Abstract : This paper examines the U.S. government’s intramural research and development efforts over a 40-year period, drawing together multiple human capital, government spending, and patent datasets. The U.S. Federal Government innovates along four dimensions: technological, organizational, regulatory, and policy. After discussing these dimensions, the paper focuses on the inputs to and outputs of government intramural technological innovation. We measure innovative effort and results by accounting for the government scientists and dollars committed to R&D and patents created with government involvement. Overall, we show that intramural innovations, measured by government-assigned patents, are slightly more original and general, but less cited, than patents awarded to private-sector companies and extramural organizations patenting in the same technology classes. The majority of the 200,000 federal government scientists work at the Department of Defense, the Department of Energy, and NASA, and are largely in physical science and engineering occupations; the scientific expertise of other agencies is heavily weighted toward mathematics, social sciences, and data analytics. As these latter disciplines’ innovative outputs are less readily catalogued with patents, measuring total government innovative output with government-assigned patents is likely to over-emphasize innovations in engineering and physical sciences while under-reporting intramural innovations in other disciplines. We discuss the implications of our findings for both public- and private-sector innovation efforts and pose questions for future research.

Information, Beliefs and Resource Allocation in Competitive Markets: the Impact of It and Big Data on Smes

Jose E. Galdon-Sanchez (Universidad Publica de Navarra)
Ricard Gil (Queen's University)
Guillermo Uriz-Uharte (University College London)

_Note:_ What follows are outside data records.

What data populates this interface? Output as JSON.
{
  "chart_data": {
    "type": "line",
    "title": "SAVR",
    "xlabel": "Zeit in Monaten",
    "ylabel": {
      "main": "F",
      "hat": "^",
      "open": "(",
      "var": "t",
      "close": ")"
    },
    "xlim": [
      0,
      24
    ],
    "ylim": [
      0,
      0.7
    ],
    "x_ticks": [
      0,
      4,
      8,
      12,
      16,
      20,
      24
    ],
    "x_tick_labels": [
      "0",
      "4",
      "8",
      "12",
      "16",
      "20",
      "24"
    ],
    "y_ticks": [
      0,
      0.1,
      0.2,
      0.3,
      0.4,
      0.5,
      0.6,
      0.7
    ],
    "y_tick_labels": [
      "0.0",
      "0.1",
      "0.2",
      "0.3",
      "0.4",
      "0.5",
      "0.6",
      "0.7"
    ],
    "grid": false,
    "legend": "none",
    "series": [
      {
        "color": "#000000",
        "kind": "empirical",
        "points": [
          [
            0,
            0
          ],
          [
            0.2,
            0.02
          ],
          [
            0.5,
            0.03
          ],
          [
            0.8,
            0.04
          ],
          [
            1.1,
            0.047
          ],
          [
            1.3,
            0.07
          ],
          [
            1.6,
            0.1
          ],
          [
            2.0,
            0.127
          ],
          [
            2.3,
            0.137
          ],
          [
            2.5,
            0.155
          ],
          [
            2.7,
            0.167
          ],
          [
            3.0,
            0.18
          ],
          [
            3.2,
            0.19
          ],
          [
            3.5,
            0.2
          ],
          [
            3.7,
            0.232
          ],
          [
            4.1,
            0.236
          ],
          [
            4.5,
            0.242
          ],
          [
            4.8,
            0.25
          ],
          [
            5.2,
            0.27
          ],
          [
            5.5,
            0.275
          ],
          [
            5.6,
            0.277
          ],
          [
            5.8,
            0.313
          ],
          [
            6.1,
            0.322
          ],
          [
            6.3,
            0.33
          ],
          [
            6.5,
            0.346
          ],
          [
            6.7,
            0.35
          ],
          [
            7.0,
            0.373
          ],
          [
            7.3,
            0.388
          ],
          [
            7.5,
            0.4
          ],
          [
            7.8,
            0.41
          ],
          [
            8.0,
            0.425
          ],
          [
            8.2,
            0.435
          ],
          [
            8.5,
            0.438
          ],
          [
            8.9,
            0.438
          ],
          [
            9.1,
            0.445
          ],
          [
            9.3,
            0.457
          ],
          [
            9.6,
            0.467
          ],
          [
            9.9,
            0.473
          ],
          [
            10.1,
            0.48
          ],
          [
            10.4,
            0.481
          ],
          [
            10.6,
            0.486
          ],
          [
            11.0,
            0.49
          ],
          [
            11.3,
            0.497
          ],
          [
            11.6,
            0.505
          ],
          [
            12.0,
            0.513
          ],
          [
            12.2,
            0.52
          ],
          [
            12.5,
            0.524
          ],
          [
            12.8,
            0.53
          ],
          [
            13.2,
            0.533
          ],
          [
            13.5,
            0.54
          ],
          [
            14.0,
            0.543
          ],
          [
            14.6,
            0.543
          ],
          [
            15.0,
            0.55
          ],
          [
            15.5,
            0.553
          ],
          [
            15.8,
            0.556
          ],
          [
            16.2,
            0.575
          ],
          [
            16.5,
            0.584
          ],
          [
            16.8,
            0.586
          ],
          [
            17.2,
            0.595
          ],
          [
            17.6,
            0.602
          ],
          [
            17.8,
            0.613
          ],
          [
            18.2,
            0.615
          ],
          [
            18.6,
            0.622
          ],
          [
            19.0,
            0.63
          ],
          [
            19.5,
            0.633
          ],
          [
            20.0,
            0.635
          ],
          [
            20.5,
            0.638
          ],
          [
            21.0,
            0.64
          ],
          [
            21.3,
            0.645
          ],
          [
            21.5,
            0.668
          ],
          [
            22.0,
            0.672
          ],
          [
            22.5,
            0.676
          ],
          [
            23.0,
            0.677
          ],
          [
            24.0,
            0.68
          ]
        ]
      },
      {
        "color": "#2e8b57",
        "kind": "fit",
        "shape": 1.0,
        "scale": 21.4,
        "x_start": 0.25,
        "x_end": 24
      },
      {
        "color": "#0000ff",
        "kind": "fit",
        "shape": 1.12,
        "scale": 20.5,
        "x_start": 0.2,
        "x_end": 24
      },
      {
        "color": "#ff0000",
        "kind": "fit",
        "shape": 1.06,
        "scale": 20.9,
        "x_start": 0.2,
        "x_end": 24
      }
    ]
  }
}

Abstract : Technology may improve communication and coordination of resources within firms, but it may also provide information about the firms’ competitive environment. While the existing literature has focused on the former, using large corporations as empirical context, the study of the latter is scant. We fill this gap in the literature by evaluating the impact of a “big data” information technology diffused by a large Spanish bank among its small and medium-size business customers. Using proprietary data on credit card transaction information, we show that technology adoption increases establishment revenue by 9%. The main mechanism behind this result appears to be the information technology prompting establishments to target existing, yet unexploited, business opportunities. Consistent with this mechanism, we find that adopting establishments increase their sales to underserved customer segments. Not only they increase their number of customers, their new customers also come from underrepresented geographic areas and gender-age groups in their customer portfolio prior to adoption. Our evidence also suggests that establishments improve their resource allocation efficiency upon technology adoption.

How Innovating Firms Manage Knowledge Leakage: a Natural Experiment on Worker Mobility

Hyo Kang (University of Southern California)
Wyatt Lee (University of Toronto)

Abstract : Innovating firms face a risk of knowledge leakage as their workers can exit employment to join competitors. We study worker mobility as the key mechanism through which firms decide on strategies to protect innovation outputs. Our empirical analysis exploits a 1998 court case decision whereby the California Courts of Appeal ruled that out-of-state non-compete agreements are not enforceable in California. Consequently, non-California firms faced a loophole in the enforcement of non-competes for their previously bound workers. When facing the higher mobility of existing workers, firms strategically increase patent filings as a means of knowledge protection. Further tests support our theoretical account that worker mobility plays a crucial role in patenting decisions. The importance of worker mobility and leakage-by-leaving problem has significant scholarly and managerial implications.